Jeannette Westwood was born in Boston, but moved to San Jose when she was ten days old. She’s lived in the Bay Area for most of her life since then, and still finds herself there now despite attempts to go to college somewhere far away. She’s a student, undeclared, and her possible major changes every week or so.
If she had copious free time, she’d learn how to make paper, paint and silkscreen t-shirts, and build a 5’4″ multi-colored giraffe out of papier-mache. In reality, she steals time when she can, and relaxes, reads, writes, and attempts to be artistic in smaller, doable amounts.
Where do you get your ideas?
It’s a lot of what ifs and following thoughts and situations to see where they go. I get ideas while showering, while trying to go to sleep (very inconvenient, then I have to get out of bed, turn on the light, write it down, and crawl back into bed knowing in a minute I’ll have a new thought). I get ideas from pictures, from images I think are beautiful. From moments when life seems funny and more than a bit strange.
Tell me a little about The Banyan Tree. What was the first image or phrase or impetus that made you sit down and spin it out?

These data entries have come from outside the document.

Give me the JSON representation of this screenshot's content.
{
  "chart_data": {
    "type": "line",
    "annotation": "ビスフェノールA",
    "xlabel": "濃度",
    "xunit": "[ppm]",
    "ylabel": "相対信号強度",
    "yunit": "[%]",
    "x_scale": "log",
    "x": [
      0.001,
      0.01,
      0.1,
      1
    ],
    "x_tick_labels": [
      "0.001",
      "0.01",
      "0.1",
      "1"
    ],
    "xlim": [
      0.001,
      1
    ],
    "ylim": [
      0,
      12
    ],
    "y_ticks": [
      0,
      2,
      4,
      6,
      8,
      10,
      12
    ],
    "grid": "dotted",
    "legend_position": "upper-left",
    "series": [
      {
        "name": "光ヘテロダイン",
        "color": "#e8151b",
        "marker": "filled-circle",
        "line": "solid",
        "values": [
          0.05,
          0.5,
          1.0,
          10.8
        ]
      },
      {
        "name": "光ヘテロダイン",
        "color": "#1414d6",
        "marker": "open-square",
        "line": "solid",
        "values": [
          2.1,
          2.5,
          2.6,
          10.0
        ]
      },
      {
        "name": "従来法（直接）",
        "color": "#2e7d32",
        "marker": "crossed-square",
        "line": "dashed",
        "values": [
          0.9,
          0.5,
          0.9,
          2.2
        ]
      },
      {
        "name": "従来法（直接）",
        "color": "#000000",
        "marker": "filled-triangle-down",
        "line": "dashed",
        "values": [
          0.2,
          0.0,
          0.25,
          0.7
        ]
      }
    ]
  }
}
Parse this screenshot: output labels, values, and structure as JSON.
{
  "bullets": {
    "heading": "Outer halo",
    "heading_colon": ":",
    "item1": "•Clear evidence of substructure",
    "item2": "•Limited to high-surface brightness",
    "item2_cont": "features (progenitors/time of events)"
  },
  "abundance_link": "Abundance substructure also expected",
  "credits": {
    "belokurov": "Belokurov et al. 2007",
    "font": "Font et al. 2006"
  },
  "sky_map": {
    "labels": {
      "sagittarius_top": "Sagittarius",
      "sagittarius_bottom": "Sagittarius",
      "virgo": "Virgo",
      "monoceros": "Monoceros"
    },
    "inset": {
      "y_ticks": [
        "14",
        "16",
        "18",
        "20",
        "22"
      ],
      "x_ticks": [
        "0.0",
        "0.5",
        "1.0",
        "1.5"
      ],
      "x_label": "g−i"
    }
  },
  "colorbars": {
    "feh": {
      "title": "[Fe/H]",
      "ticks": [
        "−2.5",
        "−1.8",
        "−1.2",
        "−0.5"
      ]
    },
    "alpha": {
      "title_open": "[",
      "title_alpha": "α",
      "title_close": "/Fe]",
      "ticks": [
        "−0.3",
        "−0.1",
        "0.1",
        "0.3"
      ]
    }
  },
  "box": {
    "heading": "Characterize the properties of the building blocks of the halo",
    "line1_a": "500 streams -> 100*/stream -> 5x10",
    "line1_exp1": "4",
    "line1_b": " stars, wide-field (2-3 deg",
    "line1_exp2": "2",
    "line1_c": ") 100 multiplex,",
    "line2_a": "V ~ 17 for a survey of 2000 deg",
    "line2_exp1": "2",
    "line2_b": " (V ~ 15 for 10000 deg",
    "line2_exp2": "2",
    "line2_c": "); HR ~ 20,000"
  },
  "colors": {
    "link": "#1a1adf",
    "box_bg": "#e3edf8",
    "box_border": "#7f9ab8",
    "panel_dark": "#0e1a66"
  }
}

The Banyan Tree started with an exercise done in a creative writing class in high school. There was a few lines of poetry that had a goblin, a picture of a small stone statue (on a blue background, feathered wings, cape…), and Goya’s painting “Cronus Devouring His Children.” It’s the only story I’ve ever written that began with a writing exercise, so I’m surprised that all three elements remain in the story. I’m also surprised I haven’t tried writing from three different images/poems again–because it started as an exercise, I wrote much of The Banyan Tree without any idea of how it would end. I didn’t take the story seriously for a long time, and so experimented a lot with the prose. It was fun to write.
Of your current stories, published or unpublished, which is the most important to you and why?
I think answering that question is like trying to decide which of your children you love best. Each of my stories holds a special place in my heart. Of course, I’ve cut ties with a few of these story-children, but there’s still bits and pieces of them I love.
What author do you admire yet hope never to be compared to?
No one’s coming to mind at the moment, but I wouldn’t want to be an author who has one stunning novel/short story and then either doesn’t write again or just fades into the background.
What’s your favorite place in the world?
I love being outside. Before school started, I spent a few days just going to beaches, walking along them, wading, watching the waves. I also like mountains, and more day-to-day, I like sitting near fountains, looking at interesting buildings, and reading outside my room on the fire escape.
If not yourself, who would you be?
I’d be myself, but with a few add-ons. Specifically, wings to fly, gills to breathe underwater, and retractable spines.